Il va devenir de plus en plus délicat de jouer l’entente cordiale entre le président Russe Vladimir Poutine et son homologue turc R.T Erdogan, tant les zones de confrontation se multiplient entre les deux pays. Car après la Syrie et les affrontements entre forces syriennes loyalistes soutenues par Moscou et forces paramilitaires islamistes soutenues par Ankara, et les engagements de plus en plus directs des deux pays dans le conflit Libyens, chacun soutenant un camps, c’est désormais au tour de l’affrontement entre l’Arménie et l’Azerbaïdjan de cristalliser les antagonismes forts entre Moscou et Ankara. Depuis quelques jours, les engagements militaires entre forces azéris, activement soutenues par la Turquie, et les forces arméniennes, soutenues par la Russie, ne cessent de s’intensifier, malgré les appels de la communauté internationale pour un retour au statu quo. Chaque belligérant accuse l’autre d’avoir entamé les hostilités, ainsi que de ne pas respecter les cesser le feu. Les échanges d’artillerie entre les deux armées aurait déjà fait plus de 16 morts, dont un général et un colonel azéris.
Alors que lors du conflit Syrien, Ankara tenta de provoquer l’intervention de l’OTAN pour soutenir son action dans le nord du pays, c’est cette fois au tour d’Erevan d’user de la même manoeuvre vis-à-vis de la Russie. En effet, l’Arménie est membre de l’Organisation du Traité de Securité Collective, une alliance militaire créée en 2002 et rassemblant la Russie et les anciennes républiques soviétiques de Biélorussie, du Kazakstan, du Kirghizistan, du Tadjikistan et de l’Arménie dans une alliance militaire défensive comparable à l’OTAN. De part cette alliance, les forces russes assurent en partie la défense aérienne de l’Arménie, et disposent de 5000 hommes basée en permanence à Gyumri, à quelques encablures de la frontière turque.
Les forces russes déployées sur la 102eme base de Gyumri disposent de 5000 hommes, de nombreux blindés, des hélicoptères de combat ainsi que des systèmes de défense aérienne BUK.
En outre, selon des observations turques, plusieurs vols d’hélicoptères russes auraient été aperçus ces derniers jours à la frontière entre les deux pays, provoquant l’ire des autorités d’Ankara, et notamment du ministre des affaires étrangères Mevlüt Cavusoglu, qui a par ailleurs déclaré lors d’une interview télévisée que la Turquie interviendrait massivement (textuellement « avec tout ce qu’elle a ») pour soutenir Bakou face « à l’agression arménienne ». Or, si Ankara venait à intervenir militairement, au delà du soutien logistique, aux cotés des forces azéris, Erevan serait en droit de réclamer l’intervention russe, et notamment des forces déjà positionnées dans le pays, avec un risque d’embrasement dans tout le Caucase.

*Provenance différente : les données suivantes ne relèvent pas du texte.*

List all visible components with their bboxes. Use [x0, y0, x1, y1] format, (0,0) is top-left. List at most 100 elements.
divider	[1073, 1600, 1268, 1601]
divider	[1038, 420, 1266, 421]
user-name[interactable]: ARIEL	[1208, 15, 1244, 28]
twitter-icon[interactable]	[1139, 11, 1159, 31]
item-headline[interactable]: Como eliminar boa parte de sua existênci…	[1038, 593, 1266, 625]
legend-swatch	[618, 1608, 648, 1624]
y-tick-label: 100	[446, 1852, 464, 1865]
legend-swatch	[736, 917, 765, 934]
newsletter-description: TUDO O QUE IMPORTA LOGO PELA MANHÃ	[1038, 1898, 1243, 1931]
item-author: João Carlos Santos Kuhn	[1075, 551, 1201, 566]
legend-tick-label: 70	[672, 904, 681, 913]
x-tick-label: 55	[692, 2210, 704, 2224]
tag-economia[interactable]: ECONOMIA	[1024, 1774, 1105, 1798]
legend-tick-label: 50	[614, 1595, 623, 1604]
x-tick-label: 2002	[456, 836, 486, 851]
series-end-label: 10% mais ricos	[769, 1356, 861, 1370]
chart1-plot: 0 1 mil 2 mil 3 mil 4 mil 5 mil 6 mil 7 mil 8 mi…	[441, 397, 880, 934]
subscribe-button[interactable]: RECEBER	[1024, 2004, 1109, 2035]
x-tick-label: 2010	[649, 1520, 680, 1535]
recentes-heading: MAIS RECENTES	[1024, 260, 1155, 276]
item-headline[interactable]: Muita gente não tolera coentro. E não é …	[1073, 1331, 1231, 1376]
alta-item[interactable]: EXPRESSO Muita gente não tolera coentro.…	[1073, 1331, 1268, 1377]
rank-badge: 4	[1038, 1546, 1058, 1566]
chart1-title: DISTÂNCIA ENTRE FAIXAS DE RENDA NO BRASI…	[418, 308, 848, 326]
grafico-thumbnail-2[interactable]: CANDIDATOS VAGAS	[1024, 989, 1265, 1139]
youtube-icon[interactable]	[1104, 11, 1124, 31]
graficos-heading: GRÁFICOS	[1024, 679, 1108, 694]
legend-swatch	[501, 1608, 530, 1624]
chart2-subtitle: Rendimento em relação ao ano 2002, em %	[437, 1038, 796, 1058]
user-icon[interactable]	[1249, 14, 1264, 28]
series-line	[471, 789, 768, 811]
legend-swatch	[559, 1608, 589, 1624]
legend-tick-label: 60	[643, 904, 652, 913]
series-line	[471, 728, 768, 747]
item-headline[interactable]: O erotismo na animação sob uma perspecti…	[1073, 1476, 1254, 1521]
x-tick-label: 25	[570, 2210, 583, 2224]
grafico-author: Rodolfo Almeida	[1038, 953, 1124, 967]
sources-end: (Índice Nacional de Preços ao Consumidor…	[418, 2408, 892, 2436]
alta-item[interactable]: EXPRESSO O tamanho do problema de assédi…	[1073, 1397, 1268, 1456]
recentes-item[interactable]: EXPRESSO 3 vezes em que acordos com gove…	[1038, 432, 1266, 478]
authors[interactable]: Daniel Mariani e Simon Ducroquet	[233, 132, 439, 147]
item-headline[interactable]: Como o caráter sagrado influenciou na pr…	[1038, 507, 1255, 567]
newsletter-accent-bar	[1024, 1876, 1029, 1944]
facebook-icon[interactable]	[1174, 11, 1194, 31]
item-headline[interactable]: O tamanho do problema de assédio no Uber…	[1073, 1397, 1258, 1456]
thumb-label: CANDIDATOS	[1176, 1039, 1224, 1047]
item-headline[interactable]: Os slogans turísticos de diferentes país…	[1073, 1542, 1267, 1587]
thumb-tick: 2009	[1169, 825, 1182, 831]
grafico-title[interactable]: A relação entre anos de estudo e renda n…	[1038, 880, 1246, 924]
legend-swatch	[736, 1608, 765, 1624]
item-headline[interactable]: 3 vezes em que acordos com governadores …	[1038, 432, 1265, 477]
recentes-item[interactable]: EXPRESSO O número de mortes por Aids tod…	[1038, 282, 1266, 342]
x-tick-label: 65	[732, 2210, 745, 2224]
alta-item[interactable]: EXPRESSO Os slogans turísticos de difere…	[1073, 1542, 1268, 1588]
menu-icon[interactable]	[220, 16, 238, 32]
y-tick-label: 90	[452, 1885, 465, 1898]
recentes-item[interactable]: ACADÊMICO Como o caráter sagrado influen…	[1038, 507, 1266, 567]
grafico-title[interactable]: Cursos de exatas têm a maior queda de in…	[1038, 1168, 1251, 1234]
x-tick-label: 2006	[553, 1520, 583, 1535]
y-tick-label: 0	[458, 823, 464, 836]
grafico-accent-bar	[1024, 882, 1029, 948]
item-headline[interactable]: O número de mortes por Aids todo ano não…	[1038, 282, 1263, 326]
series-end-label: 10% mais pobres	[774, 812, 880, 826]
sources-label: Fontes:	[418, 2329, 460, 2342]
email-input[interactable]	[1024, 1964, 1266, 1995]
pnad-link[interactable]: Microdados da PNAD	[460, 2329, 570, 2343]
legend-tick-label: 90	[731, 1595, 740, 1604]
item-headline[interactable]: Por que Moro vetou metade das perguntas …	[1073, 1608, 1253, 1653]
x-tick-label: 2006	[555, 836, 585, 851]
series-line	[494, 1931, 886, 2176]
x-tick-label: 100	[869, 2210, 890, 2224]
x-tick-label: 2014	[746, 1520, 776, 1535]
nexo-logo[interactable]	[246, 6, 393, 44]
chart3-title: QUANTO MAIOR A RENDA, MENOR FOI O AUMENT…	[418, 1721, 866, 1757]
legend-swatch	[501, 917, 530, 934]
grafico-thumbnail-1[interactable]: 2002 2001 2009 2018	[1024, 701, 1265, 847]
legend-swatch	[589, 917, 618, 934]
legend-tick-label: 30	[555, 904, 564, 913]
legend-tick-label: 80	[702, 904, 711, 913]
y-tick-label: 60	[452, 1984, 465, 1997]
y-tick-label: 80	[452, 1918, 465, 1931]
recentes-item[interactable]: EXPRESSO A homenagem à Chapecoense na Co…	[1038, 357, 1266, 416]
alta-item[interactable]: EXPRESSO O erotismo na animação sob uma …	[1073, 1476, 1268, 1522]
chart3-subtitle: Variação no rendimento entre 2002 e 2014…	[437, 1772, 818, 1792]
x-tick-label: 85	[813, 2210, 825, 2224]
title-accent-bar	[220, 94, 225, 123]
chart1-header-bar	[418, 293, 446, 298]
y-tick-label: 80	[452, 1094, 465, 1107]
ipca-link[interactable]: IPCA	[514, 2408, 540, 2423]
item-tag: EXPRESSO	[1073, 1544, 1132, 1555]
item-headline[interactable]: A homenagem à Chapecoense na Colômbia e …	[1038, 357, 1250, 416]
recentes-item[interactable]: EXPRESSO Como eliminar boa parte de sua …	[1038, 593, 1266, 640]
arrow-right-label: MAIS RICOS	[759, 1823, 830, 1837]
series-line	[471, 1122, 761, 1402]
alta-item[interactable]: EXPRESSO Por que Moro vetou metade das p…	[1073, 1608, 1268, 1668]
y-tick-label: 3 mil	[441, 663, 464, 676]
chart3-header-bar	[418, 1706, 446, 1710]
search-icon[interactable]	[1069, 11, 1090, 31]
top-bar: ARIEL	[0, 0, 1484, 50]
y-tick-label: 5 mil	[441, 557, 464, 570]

Il semble dès lors que, contrairement à ce qui fut largement pressenti à son début, la carte jouée par Moscou lors de la vente des systèmes S400 à Ankara, avec l’intention évidente de créer des tensions fortes au sein de l’OTAN, commence non seulement à faire long feu, mais devient de plus en plus difficile à assumer. Si l’affrontement direct entre forces armées russes et turques a pu être évité en Syrie, il semble qu’il n’en va pas de même en Libye, ou Moscou aurait déployé, pour soutenir les forces du général Haftar face aux forces de Tripoli et de son allié turc, des unités Wagner paramilitaires ainsi que des avions de combat Mig29 et Su24 hâtivement transférés en Syrie et probablement pilotés et entretenus par des personnels russes. Avec la dégradation rapide de la situation entre l’Arménie et l’Azerbaïdjan, la confrontation risque d’être encore plus directe, si tant est qu’Ankara déploie effectivement des forces en Azerbaïdjan.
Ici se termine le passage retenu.